The world is full of beautiful paintings, but, unfortunately, the average person will never get to see most of it in person. Photographs of well-known artwork are easy to come by, of course, but they don't offer the same level of detail as an in-person visit. Google changed that with its ultra-high-resolution images of paintings, making the photos available on the Google Cultural Institute website. The photography process for this project was going too slowly, though, so Google created its own robotic camera to speed things up.

That camera is simply called the "Art Camera," as it was created to take gigapixel-resolution images of classic artwork. The robotic camera speeds up the process greatly, and has enabled Google to take ultra-high-resolution photos at a much faster rate. As such, the Google Cultural Institute is now home to more than 1,000 pieces of artwork versus the 200 or so that were available before the creation of Art Camera.

Unlike ordinary high-resolution photographs, Art Camera photos feature a massive gigapixel resolution, enabling viewers to zoom in very closely on the artwork, seeing the fine brush strokes and tiny dabs in great detail sans pixelation or artifacts. This presents students and art-lovers alike with a unique opportunity to get up close and personal with famous far-away classics.

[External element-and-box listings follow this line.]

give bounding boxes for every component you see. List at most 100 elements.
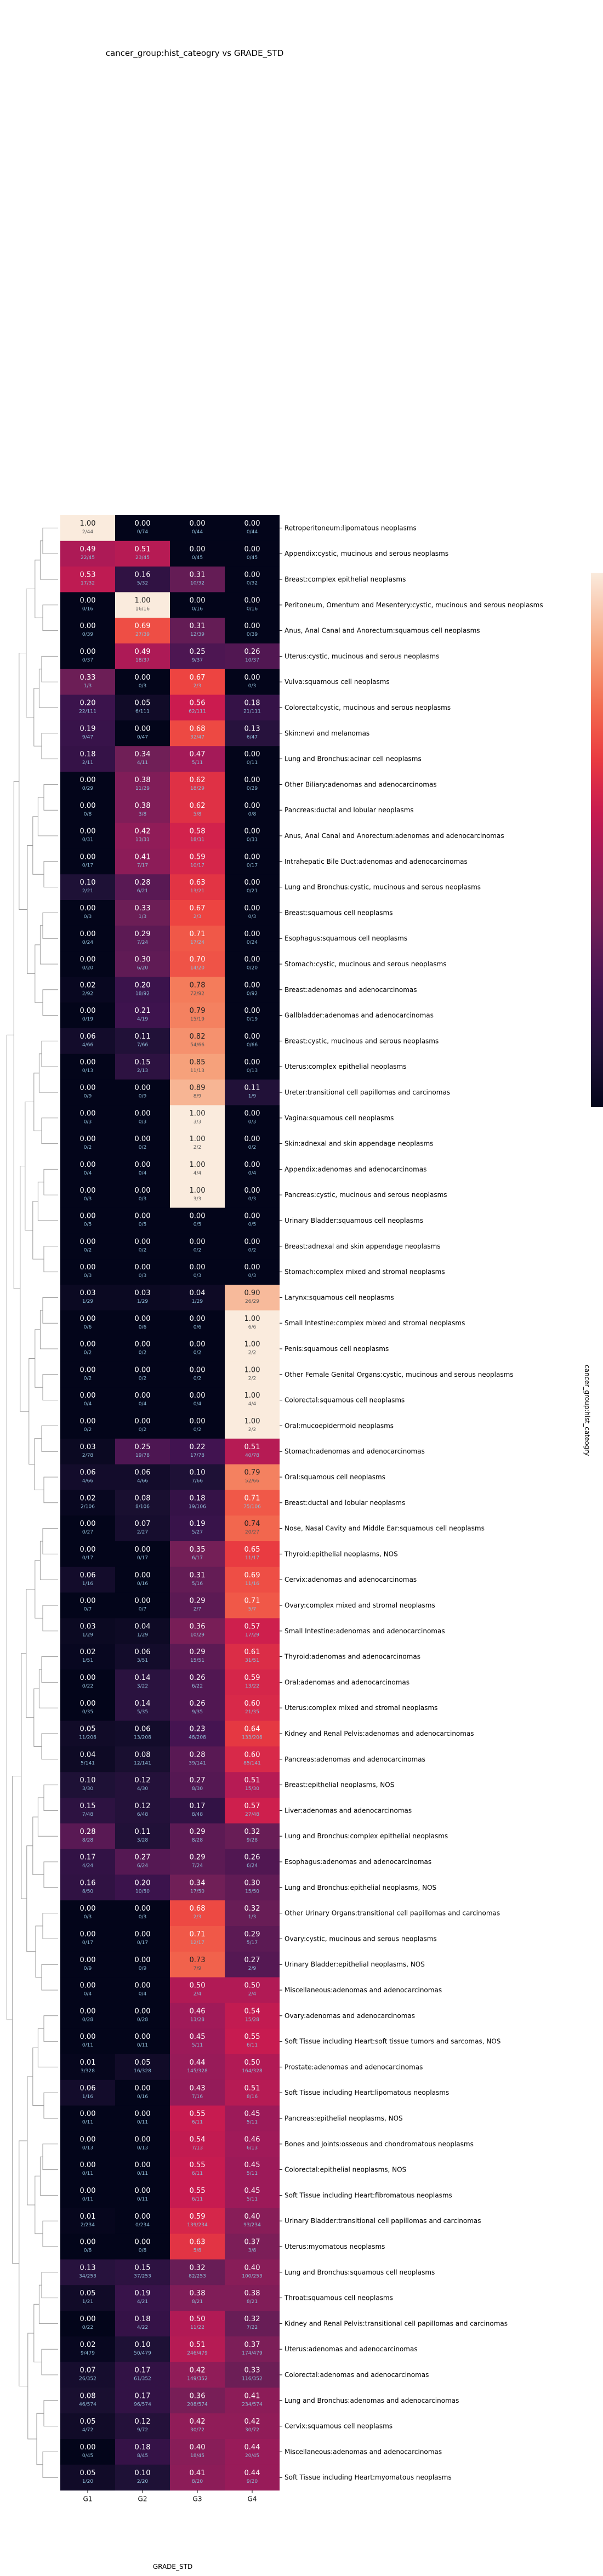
cell-count-label: 0/9 [84,1094,92,1099]
cell-count-label: 7/16 [192,2094,203,2100]
heatmap-cell [60,1566,115,1593]
heatmap-cell [115,2079,170,2106]
row-label: Ovary:cystic, mucinous and serous neopla… [285,1935,437,1942]
cell-count-label: 4/21 [137,2299,148,2305]
cell-value-label: 0.05 [80,2469,96,2477]
cell-count-label: 11/13 [190,1068,204,1074]
heatmap-cell [170,1310,225,1336]
heatmap-cell [115,592,170,618]
cell-count-label: 8/106 [135,1504,150,1509]
row-label: Other Female Genital Organs:cystic, muci… [285,1371,514,1378]
heatmap-cell [115,1515,170,1542]
heatmap-cell [225,2362,280,2388]
cell-value-label: 0.18 [190,1494,206,1502]
heatmap-cell [225,2233,280,2260]
cell-count-label: 0/16 [137,1581,148,1587]
heatmap-cell [60,1772,115,1798]
cell-value-label: 0.21 [135,1007,151,1015]
cell-value-label: 0.29 [244,1930,260,1939]
row-label: Intrahepatic Bile Duct:adenomas and aden… [285,858,468,865]
heatmap-cell [225,1079,280,1105]
cell-count-label: 1/16 [82,1581,93,1587]
cell-count-label: 2/234 [81,2222,95,2228]
heatmap-cell [225,592,280,618]
cell-count-label: 0/7 [139,1607,146,1612]
cell-value-label: 0.55 [190,2161,206,2169]
cell-value-label: 0.60 [244,1751,260,1759]
cell-value-label: 0.17 [135,2367,151,2375]
cell-count-label: 26/29 [245,1299,259,1304]
colorbar [591,573,603,1107]
dendrogram-link [26,1845,36,1952]
dendrogram-link [32,1816,44,1875]
dendrogram-link [42,1374,58,1401]
cell-value-label: 0.43 [190,2084,206,2093]
cell-count-label: 17/78 [190,1453,204,1458]
cell-value-label: 0.46 [190,2007,206,2015]
cell-count-label: 0/31 [82,837,93,843]
heatmap-cell [170,951,225,977]
cell-count-label: 19/78 [135,1453,150,1458]
cell-count-label: 0/2 [194,1247,201,1253]
cell-value-label: 0.00 [244,981,260,989]
cell-value-label: 0.04 [135,1622,151,1631]
heatmap-cell [115,1695,170,1721]
cell-value-label: 0.19 [135,2289,151,2298]
row-label: Colorectal:epithelial neoplasms, NOS [285,2166,406,2174]
cell-count-label: 17/50 [190,1889,204,1894]
cell-value-label: 0.00 [244,879,260,887]
cell-count-label: 9/479 [81,2351,95,2356]
dendrogram-link [41,1118,58,1144]
cell-value-label: 0.00 [135,1161,151,1169]
cell-value-label: 1.00 [244,1366,260,1374]
cell-value-label: 0.23 [190,1725,206,1734]
cell-count-label: 11/17 [245,1555,259,1561]
heatmap-cell [60,1464,115,1490]
heatmap-cell [60,1028,115,1055]
cell-count-label: 17/24 [190,940,204,945]
heatmap-cell [170,1464,225,1490]
row-label: Ovary:complex mixed and stromal neoplasm… [285,1602,435,1609]
heatmap-cell [60,1053,115,1080]
heatmap-cell [170,2131,225,2157]
heatmap-cell [170,1541,225,1568]
cell-count-label: 0/3 [248,914,256,920]
row-label: Thyroid:adenomas and adenocarcinomas [284,1653,420,1661]
cell-value-label: 0.00 [135,2033,151,2041]
heatmap-cell [60,977,115,1003]
cell-value-label: 0.00 [135,1212,151,1221]
cell-value-label: 1.00 [190,1187,206,1195]
cell-value-label: 0.05 [135,699,151,708]
heatmap-cell [225,566,280,592]
cell-count-label: 0/3 [248,683,256,689]
cell-count-label: 0/35 [82,1709,93,1715]
row-label: Pancreas:epithelial neoplasms, NOS [285,2115,403,2122]
cell-value-label: 0.00 [80,1263,96,1272]
dendrogram-link [42,2451,58,2478]
heatmap-cell [170,1951,225,1977]
cell-value-label: 0.17 [80,1854,96,1862]
cell-count-label: 133/208 [242,1735,263,1741]
cell-count-label: 1/29 [82,1632,93,1638]
row-label: Soft Tissue including Heart:soft tissue … [285,2038,500,2045]
heatmap-cell [60,1746,115,1773]
cell-count-label: 0/11 [82,2120,93,2125]
heatmap-cell [225,2413,280,2440]
cell-value-label: 0.19 [190,1520,206,1528]
heatmap-cell [60,2387,115,2414]
cell-value-label: 0.03 [80,1289,96,1297]
cell-value-label: 0.00 [244,1212,260,1221]
cell-value-label: 0.40 [244,2264,260,2272]
cell-count-label: 0/4 [84,1401,92,1407]
heatmap-cell [60,2028,115,2055]
cell-value-label: 0.00 [135,2213,151,2221]
cell-value-label: 0.00 [135,1982,151,1990]
cell-count-label: 0/29 [82,786,93,791]
heatmap-cell [60,2336,115,2362]
cell-value-label: 0.00 [244,1238,260,1246]
cell-count-label: 9/37 [192,658,203,663]
cell-value-label: 0.00 [135,1109,151,1118]
cell-count-label: 2/92 [82,991,93,996]
cell-count-label: 4/66 [82,1479,93,1484]
cell-count-label: 0/13 [82,1068,93,1074]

The Art Camera features a robotic system that takes a camera and positions it near a piece of artwork, repositioning it each time it takes a photo; by the end of the process, the Art Camera will have taken hundreds of close-up images of the artwork in high-resolution. Those batches of photos are then stitched together to create a single massive photograph.

The process is quite a bit more technical than what you'd get with an ordinary camera; Google has equipped the system with sonar and laser to ensure each image is perfectly focused for the individual brushstrokes.

The work, of course, is more important than just giving us a way to check out art from the comfort of our laptops. The process helps preserve paintings in fine details so that future generations — those living at a time when light and exposure may have degraded the physical paintings — are able to see the pieces in all their glory.

Google says it is providing museums around the globe with free access to these cameras so they can preserve their own unique items.

As for the casual user, you can check out the photographs on the Google Cultural Institute website; current photos include works by Monet, Signac, Van Gogh, and Pissarro, among others.